Rafa Rafuagi, que esteve envolvido no evento desde a sua concepção, em 2014, comemora a grandiosidade atingida pelo Rap in Cena neste ano e destaca que o festival, agora, se equipara com os grandes realizados internacionalmente, abrindo diversas oportunidades de emprego para pessoas da periferia.
— Isso mostra que a cultura hip hop tem cumprido um papel na sociedade fundamental, gerando dignidade através do trabalho e renda para pessoas que também são da periferia. Vejo isso como fundamental. E, para mim, o mais importante é isso, o hip hop deixar um grande legado, eu acho que isso é legado. Esse evento foi histórico — destacou ele, que se apresentou no domingo.
Também no domingo, mais cedo, após um show recheado de clássicos, como Estilo Vagabundo e 3 da Madruga, que empolgaram a plateia, o artista recebeu a reportagem em seu camarim. O artista viu com empolgação a questão do Rap in Cena acontecer em Porto Alegre, já que considera a Capital como um local que produz bons eventos ligados a cultura urbana, na qual o hip hop está inserido.
— Eu já tinha visto o Rap in Cena de longe, mas essa é a primeira vez que eu participo. Quando eu fui chamado para participar, conheci o Kenni (Martins, idealizador do evento) e ele me falou o porquê estava me chamando: pelo fato dele ser fã e de respeitar meu trabalho, mas, sobretudo, por eu ser um dos caras que ajuda arquitetar o hip hop pela minha atividade, pela minha idade, pela minha história. Eu achei isso fantástico vindo dele — explica o músico.

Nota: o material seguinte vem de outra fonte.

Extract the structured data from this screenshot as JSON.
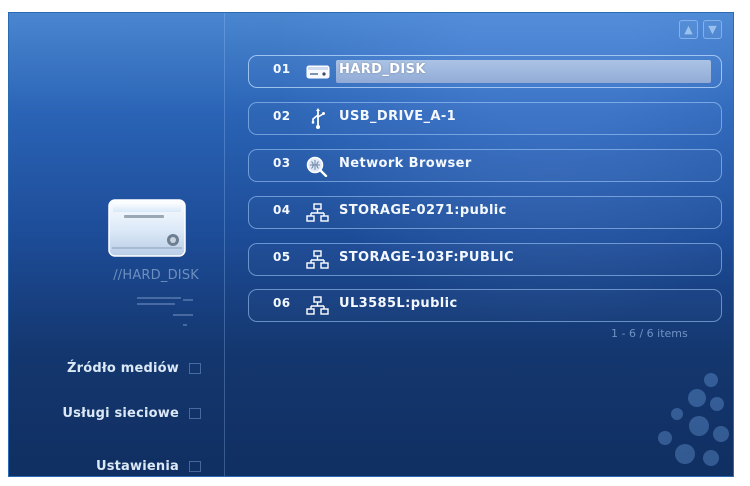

— É incrível ver pessoas de várias idades cantando a nossa música. É o reflexo do trabalho forte que fizemos e, também, do poder da música, que atravessa gerações e fronteiras — enfatizou Nitro Di, vocalista do Da Guedes, que se apresentou no palco World no sábado.

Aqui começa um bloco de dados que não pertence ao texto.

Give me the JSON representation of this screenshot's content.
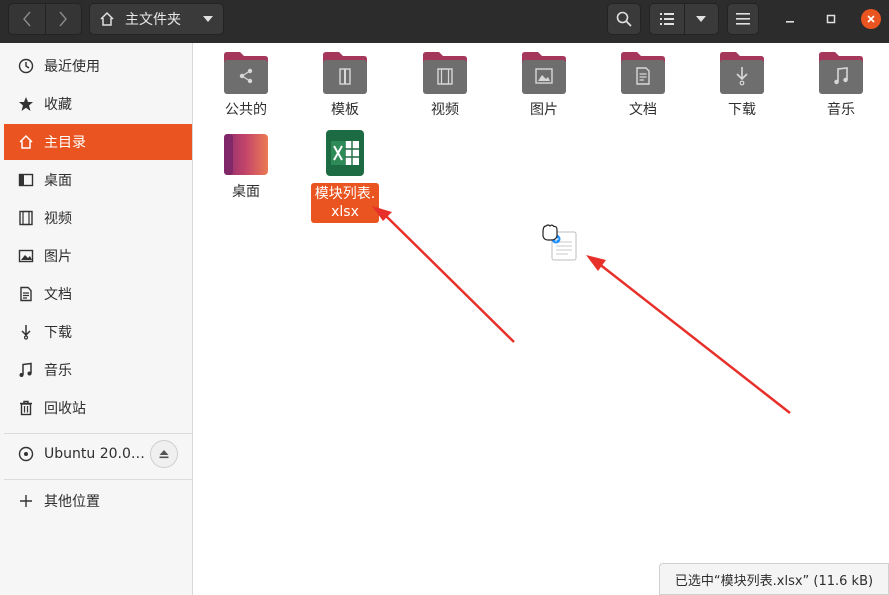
{
  "header": {
    "back_icon": "chevron-left-icon",
    "forward_icon": "chevron-right-icon",
    "path_label": "主文件夹",
    "path_icon": "home-icon"
  },
  "sidebar": {
    "items": [
      {
        "label": "最近使用",
        "icon": "clock-icon"
      },
      {
        "label": "收藏",
        "icon": "star-icon"
      },
      {
        "label": "主目录",
        "icon": "home-icon",
        "active": true
      },
      {
        "label": "桌面",
        "icon": "desktop-icon"
      },
      {
        "label": "视频",
        "icon": "video-icon"
      },
      {
        "label": "图片",
        "icon": "picture-icon"
      },
      {
        "label": "文档",
        "icon": "document-icon"
      },
      {
        "label": "下载",
        "icon": "download-icon"
      },
      {
        "label": "音乐",
        "icon": "music-icon"
      },
      {
        "label": "回收站",
        "icon": "trash-icon"
      }
    ],
    "device": {
      "label": "Ubuntu 20.0…",
      "icon": "disc-icon",
      "eject_icon": "eject-icon"
    },
    "other": {
      "label": "其他位置",
      "icon": "plus-icon"
    }
  },
  "files": [
    {
      "name": "公共的",
      "type": "folder",
      "emblem": "share-icon"
    },
    {
      "name": "模板",
      "type": "folder",
      "emblem": "template-icon"
    },
    {
      "name": "视频",
      "type": "folder",
      "emblem": "video-icon"
    },
    {
      "name": "图片",
      "type": "folder",
      "emblem": "picture-icon"
    },
    {
      "name": "文档",
      "type": "folder",
      "emblem": "document-icon"
    },
    {
      "name": "下载",
      "type": "folder",
      "emblem": "download-icon"
    },
    {
      "name": "音乐",
      "type": "folder",
      "emblem": "music-icon"
    },
    {
      "name": "桌面",
      "type": "desktop-folder"
    },
    {
      "name_line1": "模块列表.",
      "name_line2": "xlsx",
      "type": "spreadsheet",
      "selected": true
    }
  ],
  "status": {
    "text": "已选中“模块列表.xlsx” (11.6 kB)"
  },
  "colors": {
    "accent": "#e95420",
    "headerbar": "#2c2c2c",
    "folder": "#6e6e6e",
    "folder_tab": "#a4375a",
    "annotation_arrow": "#e8302a"
  }
}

Para Cristal, que também subiu ao palco World no sábado, a experiência foi “incrível” e, mesmo já tendo participado de outros festivais, estar no Rap in Cena é “muito gratificante”:
— Ser reconhecido pelo nosso trabalho do lugar onde a gente veio tem um valor muito especial. E, para mim, eu sempre valorizei a função de trocar com os mais velhos, com quem tem mais vivência. E eu acho que tem isso dos dois lados, de ambos se ouvirem. E o Rap in Cena trouxe essa mistura para a gente.
O idealizador do Rap in Cena, Keni Martins, avalia que o evento foi "muito bem" e se consolidou como o maior festival de cultura de hip-hop que o Brasil já teve e sem deixar de focar na inclusão, com lista free para pessoas trans e cortesias para melhores alunos das escolas públicas.
Ainda sem números consolidados, Keni não acredita que a meta das cem toneladas de alimentos será arrecadada, mas espera que, pelo menos, entre 50 e 80 toneladas sejam acumuladas, por meio do ingresso solidário. Já na questão de público, o Rap in Cena deve conseguir colocar as 30 mil pessoas que eram idealizadas — no sábado, foram 15 mil confirmadas.
— Então, as expectativas foram cumpridas — comemora.
Assim, com 15 mil pessoas por dia, o evento dá um grande salto, visto que o Rap in Cena nasceu de maneira modesta, em 2014, em um dia de shows no Império da Zona Norte. De lá para cá, o festival foi tracionando e ganhando espaço, inclusive, ganhando um palco dedicado ao evento no Planeta Atlântida. Para efeito de comparação, a última edição do evento, em 2019, colocou 7 mil pessoas no Pepsi on Stage — neste ano, foi o dobro. Por dia.
Ainda sem data para acontecer, o Rap in Cena deve retornar em 2023.